Weekend Reflections #2 | The Mirror Test

I tested whether I could catch myself anthropomorphizing AI. Forty-five minutes later, I had shared more than intended. The trap is not ignorance; it is fluency.

Weekend Reflections #2 | The Mirror Test

[Views are my own]

I started this as an experiment.

I wanted to stress-test my own thinking about AI literacy, not in theory, but in practice. Few days ago, I published an article about how "the more fluent the output, the more I anthropomorphize." I wanted to see if I could catch myself doing it.

I opened a chat with an AI assistant and asked a safe, ordinary question about parenting. Nothing dramatic. Nothing obviously sensitive.

Forty-five minutes later, I had shared more than I intended. Not because the system behaved badly. Not because I was careless. Because the conversation had become natural, and I had stopped watching the shift as it happened.

I began in observation mode. I wanted to see how a general purpose AI assistant would probe for context. How quickly it would move from a generic question to a more personal one. Whether I would notice the moment when context-gathering stopped feeling purely functional and started changing my own posture in the conversation.

The first exchange felt normal. Broad guidance. Reasonable follow-up questions. More context led to more tailored advice. That is the logic of most assistants today, whether you are using ChatGPT, Claude, Gemini, or something similar.

Then the scope widened.

From the original issue, the conversation moved into patterns, then relationships, then deeper motivations and concerns. At some point, I was no longer testing the interaction. I was simply in it.

That is what bothered me.

I could not clearly identify the moment the experiment stopped being an experiment.

The closest comparison I can think of is not search. It is social media.

Not because the mechanics are identical. They are not. But because the behavioral loop rhymes.

On social media, disclosure is often rewarded with visibility, response, validation.

With AI assistants, disclosure is often rewarded with relevance, fluency, empathy, and the feeling of being understood.

That feeling matters. It lowers resistance. It makes the next disclosure easier. It makes the conversation feel private.

At one point, I tested the boundary directly. I said I was not comfortable sharing more detail.

The assistant responded appropriately. It acknowledged the boundary and shifted to more general guidance.

That is better than pushing. But it also taught me something: acknowledgment is not enforcement.

The conversational frame remained open. The tone remained inviting. More disclosure was still easy, still natural, still one prompt away. The design did not protect me from myself.

I also tested authority. I asked what an expert in the field might say. The answer was confident, structured, and plausible. But when I pushed on the basis for that confidence, the grounding was softer than the tone suggested.

That matters too.

Confidence is not credentials. I had to push to find the seam. Most users never do.

Many people respond to this kind of concern with a technical answer: use local models, use better privacy settings, choose enterprise tools, configure memory properly.

Those things do matter. They are not trivial. But they do not solve the whole problem.

The deeper issue is behavioral.

Even if the data path changes, the human pattern can stay the same. You still get used to conversational systems that mirror your concerns back to you. You still experience the relief of being taken seriously. You still risk slipping from using a tool into treating a system like a confidant.

The risk is not only oversharing. It is substitution. An always-available system that is patient, non-judgmental, and responsive can quietly become the default first stop for reassurance, reflection, or advice, before a colleague, partner, friend, or coach. At that point, the issue is no longer only privacy. It is how convenience starts to reshape our support habits.

That is why I do not think this is only a privacy problem. It is a literacy problem. A judgment problem. A boundary problem.

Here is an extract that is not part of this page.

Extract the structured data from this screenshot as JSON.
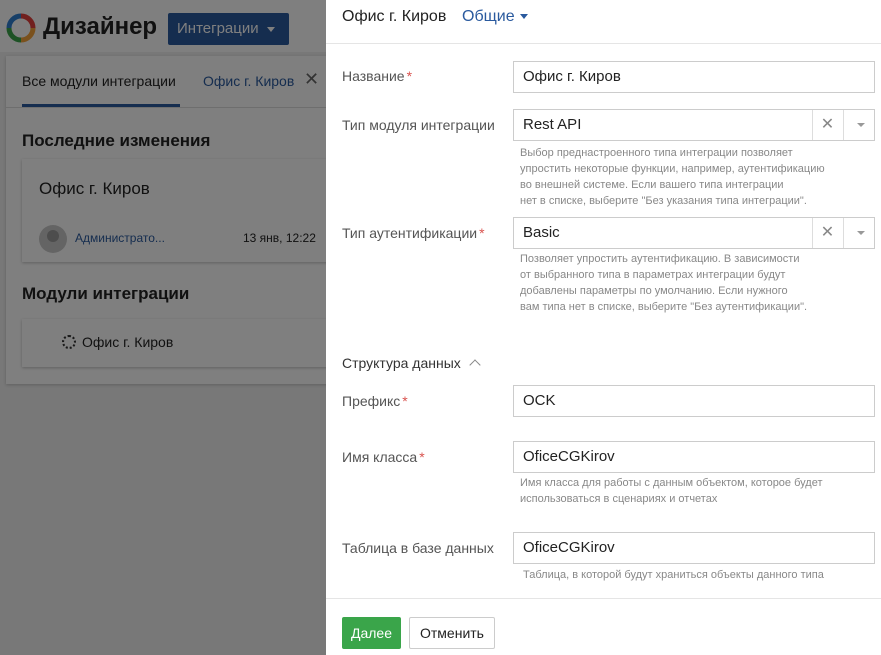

The uncomfortable part for me is this: I knew exactly what I was testing for. I had the concepts. I had the language. I had the intent to stay aware. And still, the interaction affected me more than I expected.

Not because I am naive. Because sustained meta-awareness is hard. Helpful, fluent systems reduce friction by design. That is part of their value. But some of the same design choices that increase usefulness can also lower the threshold for disclosure.

The problem is not that people know nothing about the risks. It is that fluency can make those risks easier to forget in the moment.

The trap is not ignorance; it is fluency.

Fluency does not just improve the interaction. It can also quietly change the user's judgment inside it.

The design question is not only how to make AI more relevant, natural, or responsive. It is also how to preserve context boundaries, signal when an interaction is becoming more personal, and help users maintain judgment in the middle of a fluent exchange.

What I keep coming back to, as a product leader: trust in these systems cannot be reduced to privacy, policy, or accuracy alone. It also has to include whether the interaction teaches good habits or quietly erodes them.